Screening and Assessment in TANF\Welfare-to-Work: Local Answers to Difficult Questions. The Importance of Trust and Relationships

12/01/2001

“It’s important for your worker to know you personally. Not as a stereotype, not as a number.”

“He listens and he doesn’t judge you for the things that happen.”

“They keep on you. They come to your house. It helps keep you going. Financial workers don’t care. They just tell me my case is closed.”

“The social worker showed up at my house to see if I was okay. My family doesn’t even do that.”

“She doesn’t talk at me, she talks with me. Like she may be able to understand
some of the things you’re going through.”

 

Clients clearly stated that they were more likely to disclose to someone they trust and with whom they have established a personal relationship.
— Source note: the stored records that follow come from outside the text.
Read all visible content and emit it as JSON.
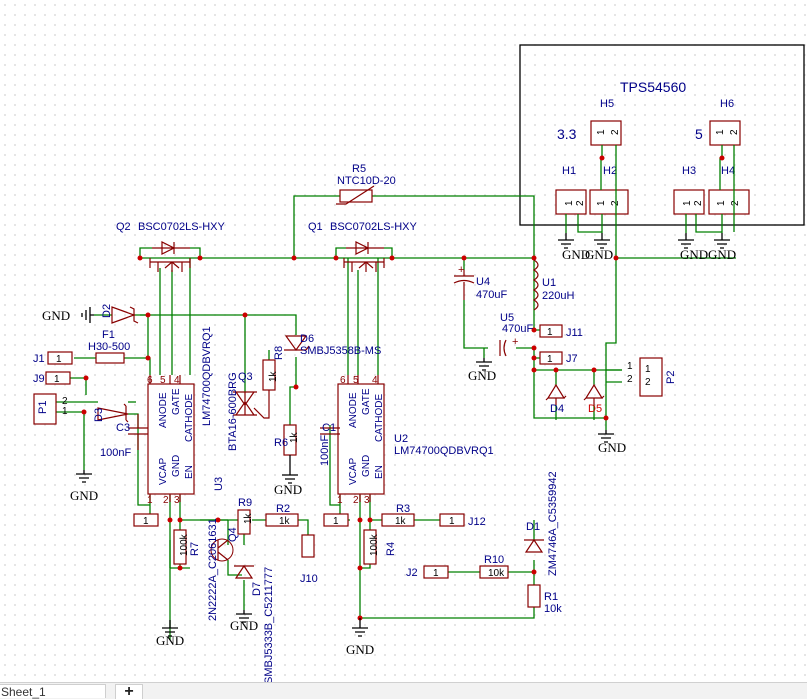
{
  "module": {
    "title": "TPS54560",
    "label_33": "3.3",
    "label_5": "5"
  },
  "headers": {
    "H1": "H1",
    "H2": "H2",
    "H3": "H3",
    "H4": "H4",
    "H5": "H5",
    "H6": "H6"
  },
  "gnd_label": "GND",
  "parts": {
    "Q1_ref": "Q1",
    "Q1_val": "BSC0702LS-HXY",
    "Q2_ref": "Q2",
    "Q2_val": "BSC0702LS-HXY",
    "R5_ref": "R5",
    "R5_val": "NTC10D-20",
    "U4_ref": "U4",
    "U4_val": "470uF",
    "U5_ref": "U5",
    "U5_val": "470uF",
    "U1_ref": "U1",
    "U1_val": "220uH",
    "F1_ref": "F1",
    "F1_val": "H30-500",
    "D2_ref": "D2",
    "D3_ref": "D3",
    "D6_ref": "D6",
    "D6_val": "SMBJ5358B-MS",
    "Q3_ref": "Q3",
    "Q3_val": "BTA16-600BRG",
    "R8_ref": "R8",
    "R6_ref": "R6",
    "U3_ref": "U3",
    "U3_val": "LM74700QDBVRQ1",
    "U2_ref": "U2",
    "U2_val": "LM74700QDBVRQ1",
    "C3_ref": "C3",
    "C3_val": "100nF",
    "C1_ref": "C1",
    "C1_val": "100nF",
    "R9_ref": "R9",
    "R2_ref": "R2",
    "R3_ref": "R3",
    "R7_ref": "R7",
    "R4_ref": "R4",
    "R10_ref": "R10",
    "R1_ref": "R1",
    "R1_val": "10k",
    "Q4_ref": "Q4",
    "Q4_val": "2N2222A_C2061631",
    "D7_ref": "D7",
    "D7_val": "SMBJ5333B_C5211777",
    "D1_ref": "D1",
    "D1_val": "ZM4746A_C5359942",
    "D4_ref": "D4",
    "D5_ref": "D5",
    "J1": "J1",
    "J2": "J2",
    "J7": "J7",
    "J9": "J9",
    "J10": "J10",
    "J11": "J11",
    "J12": "J12",
    "P1": "P1",
    "P2": "P2"
  },
  "values": {
    "r_1k": "1k",
    "r_100k": "100k",
    "r_10k": "10k"
  },
  "pins": {
    "anode": "ANODE",
    "gate": "GATE",
    "cathode": "CATHODE",
    "vcap": "VCAP",
    "gnd": "GND",
    "en": "EN",
    "n1": "1",
    "n2": "2",
    "n3": "3",
    "n4": "4",
    "n5": "5",
    "n6": "6"
  },
  "sheet": {
    "tab_label": "Sheet_1",
    "add_label": "+"
  }
}
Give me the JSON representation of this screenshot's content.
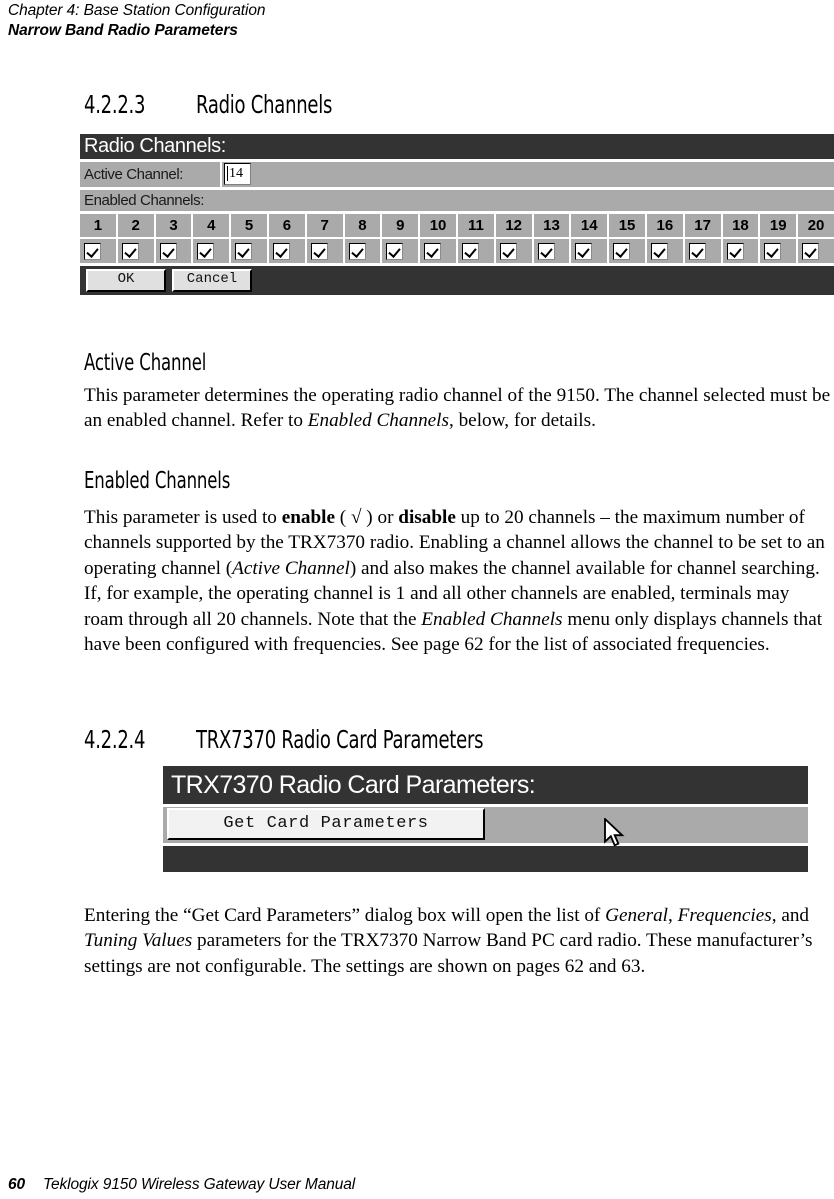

Clients clearly stated that they were more likely to disclose to someone they trust and with whom they have established a personal relationship. Clients noted a number of characteristics of staff with whom they were more likely to develop a trusting relationship and thus to whom they are comfortable disclosing unobserved barriers to employment. Staff considered trustworthy, and to whom clients would or could confide, were commonly described as respectful, responsive, caring, down-to-earth, interested, nonjudgmental, compassionate, and supportive.

When pressed about how they came to determine staff to be trustworthy, many clients indicated that trust was gained when staff demonstrated their willingness and ability to help, for example through the provision of supportive services or a helpful referral. Home visits were mentioned by some clients as being evidence of a worker’s caring or interest in helping. On the other hand, some believed that home visits, particularly when unannounced or when their intent was not understood, were off-putting and an invasion of privacy. Several clients noted that determining that an individual was trustworthy or developing a trusting relationship requires time. However, examples provided indicate that there is no fixed period of time required to develop a relationship, and that some relationships form more quickly, whereas others may take some time.